18. The lessor in the present case had neither expressly nor impliedly agreed for renewal. The renewal as provided in the original contract was
required to be obtained by following a specified procedure i.e. on mutually agreed terms or in the alternative through the mediation of Mukhias and
Panchas. In the instant case, there is a renewal clause in the contract prescribing a particular period and mode of renewal which was 'an agreement
to the contrary' within the meaning of Section 116 of the Transfer of Property Act. In the face of specific clauses (7) & (9) for seeking renewal there
could be no implied renewal by 'holding over' on mere acceptance of the rent offered by the lessee . In the instant case, option of renewal was
exercised not in accordance with the terms of renewal clause that is before the expiry of lease. It was exercised after expiry of lease and the lessee
continued to remain in use and occupation of the leased premises. The rent offered was accepted by the lessor for the period the lessee overstayed on
the leased premises. The lessee, in the above circumstances, could not claim that he was 'holding over' as a lessee within the meaning of Section 116
of the Transfer of Property Act.
22. As the leased premises were in use for running a petrol pump, we grant the appellant a reasonable period of two months from the date of this
order to deliver possession of the leased premises after removing her installations and other movables.†Applying the ratio of law to the facts and
circumstances of the present case, the said judgment is also not applicable to the facts of the present case, as no license has been proved on record.

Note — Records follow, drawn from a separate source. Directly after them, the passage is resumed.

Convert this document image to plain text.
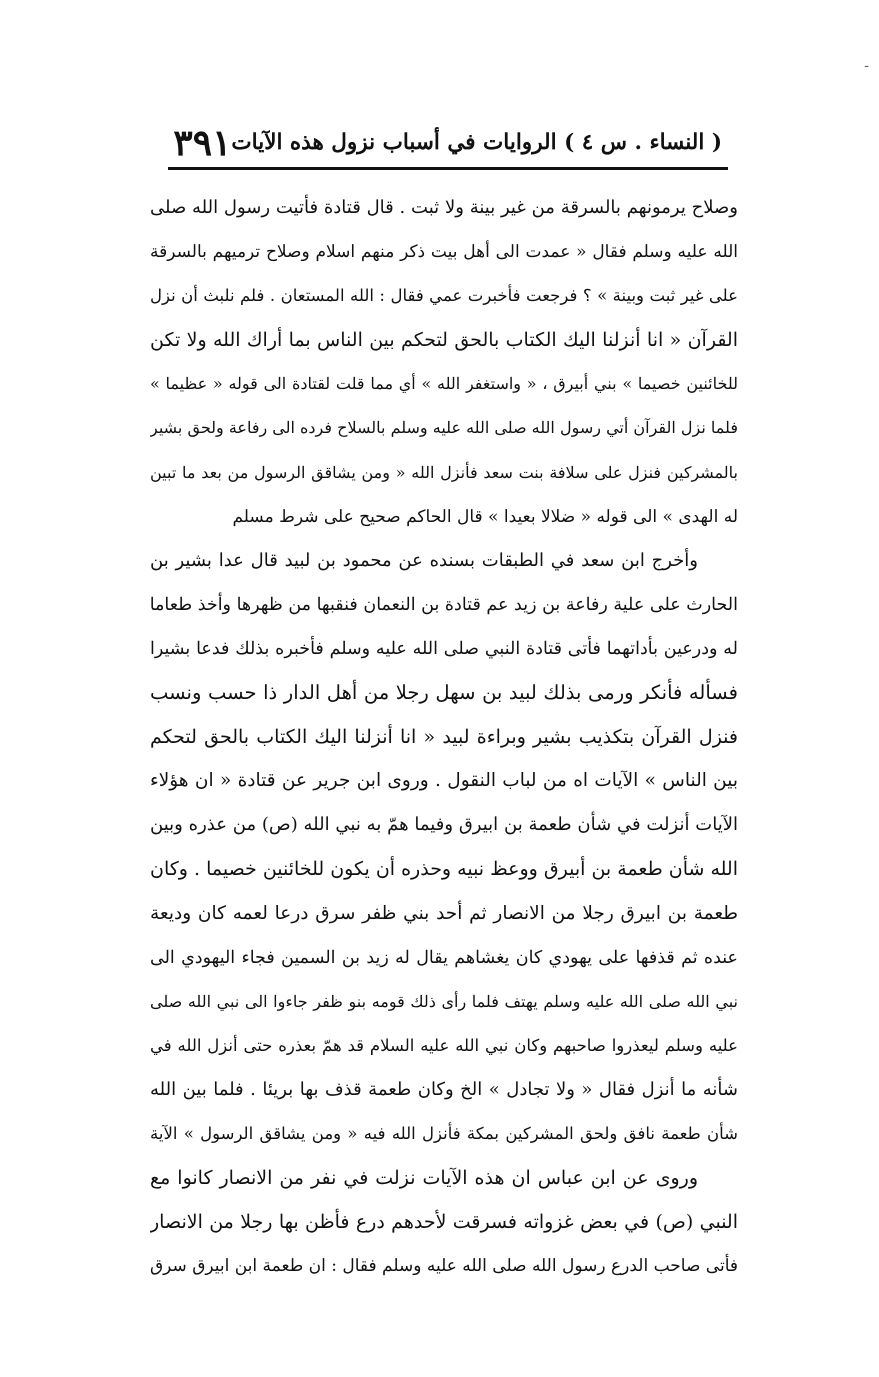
-
( النساء . س ٤ ) الروايات في أسباب نزول هذه الآيات
٣٩١
وصلاح يرمونهم بالسرقة من غير بينة ولا ثبت . قال قتادة فأتيت رسول الله صلى
الله عليه وسلم فقال « عمدت الى أهل بيت ذكر منهم اسلام وصلاح ترميهم بالسرقة
على غير ثبت وبينة » ؟ فرجعت فأخبرت عمي فقال : الله المستعان . فلم نلبث أن نزل
القرآن « انا أنزلنا اليك الكتاب بالحق لتحكم بين الناس بما أراك الله ولا تكن
للخائنين خصيما » بني أبيرق ، « واستغفر الله » أي مما قلت لقتادة الى قوله « عظيما »
فلما نزل القرآن أتي رسول الله صلى الله عليه وسلم بالسلاح فرده الى رفاعة ولحق بشير
بالمشركين فنزل على سلافة بنت سعد فأنزل الله « ومن يشاقق الرسول من بعد ما تبين
له الهدى » الى قوله « ضلالا بعيدا » قال الحاكم صحيح على شرط مسلم
وأخرج ابن سعد في الطبقات بسنده عن محمود بن لبيد قال عدا بشير بن
الحارث على علية رفاعة بن زيد عم قتادة بن النعمان فنقبها من ظهرها وأخذ طعاما
له ودرعين بأداتهما فأتى قتادة النبي صلى الله عليه وسلم فأخبره بذلك فدعا بشيرا
فسأله فأنكر ورمى بذلك لبيد بن سهل رجلا من أهل الدار ذا حسب ونسب
فنزل القرآن بتكذيب بشير وبراءة لبيد « انا أنزلنا اليك الكتاب بالحق لتحكم
بين الناس » الآيات اه من لباب النقول . وروى ابن جرير عن قتادة « ان هؤلاء
الآيات أنزلت في شأن طعمة بن ابيرق وفيما همّ به نبي الله (ص) من عذره وبين
الله شأن طعمة بن أبيرق ووعظ نبيه وحذره أن يكون للخائنين خصيما . وكان
طعمة بن ابيرق رجلا من الانصار ثم أحد بني ظفر سرق درعا لعمه كان وديعة
عنده ثم قذفها على يهودي كان يغشاهم يقال له زيد بن السمين فجاء اليهودي الى
نبي الله صلى الله عليه وسلم يهتف فلما رأى ذلك قومه بنو ظفر جاءوا الى نبي الله صلى
عليه وسلم ليعذروا صاحبهم وكان نبي الله عليه السلام قد همّ بعذره حتى أنزل الله في
شأنه ما أنزل فقال « ولا تجادل » الخ وكان طعمة قذف بها بريئا . فلما بين الله
شأن طعمة نافق ولحق المشركين بمكة فأنزل الله فيه « ومن يشاقق الرسول » الآية
وروى عن ابن عباس ان هذه الآيات نزلت في نفر من الانصار كانوا مع
النبي (ص) في بعض غزواته فسرقت لأحدهم درع فأظن بها رجلا من الانصار
فأتى صاحب الدرع رسول الله صلى الله عليه وسلم فقال : ان طعمة ابن ابيرق سرق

16. The net result of the aforesaid discussion is that the learned lower Appellate Court has failed to appreciate the evidence and facts, which have
come on record to its true perspective and so, substantial question of law, as framed by this Court is answered holding that the learned lower
Appellate Court has not appreciated the pleadings, oral as well as documentary evidence and the findings are perverse to its true perspective and also
misreading, misappreciated and misconstrued the evidence available on record and so, the findings recorded by the learned lower Appellate Court is
required to be set aside.
17. In view of the above discussion, the appeal of the appellant is allowed and the impugned judgment and decree passed by the learned lower
Appellate Court is set aside and the judgment and decree passed by the learned Court below is affirmed. However, in the peculiar facts and
circumstances of this case, parties are left to bear their own cost (s). Pending application (s), if any, shall also stands disposed of.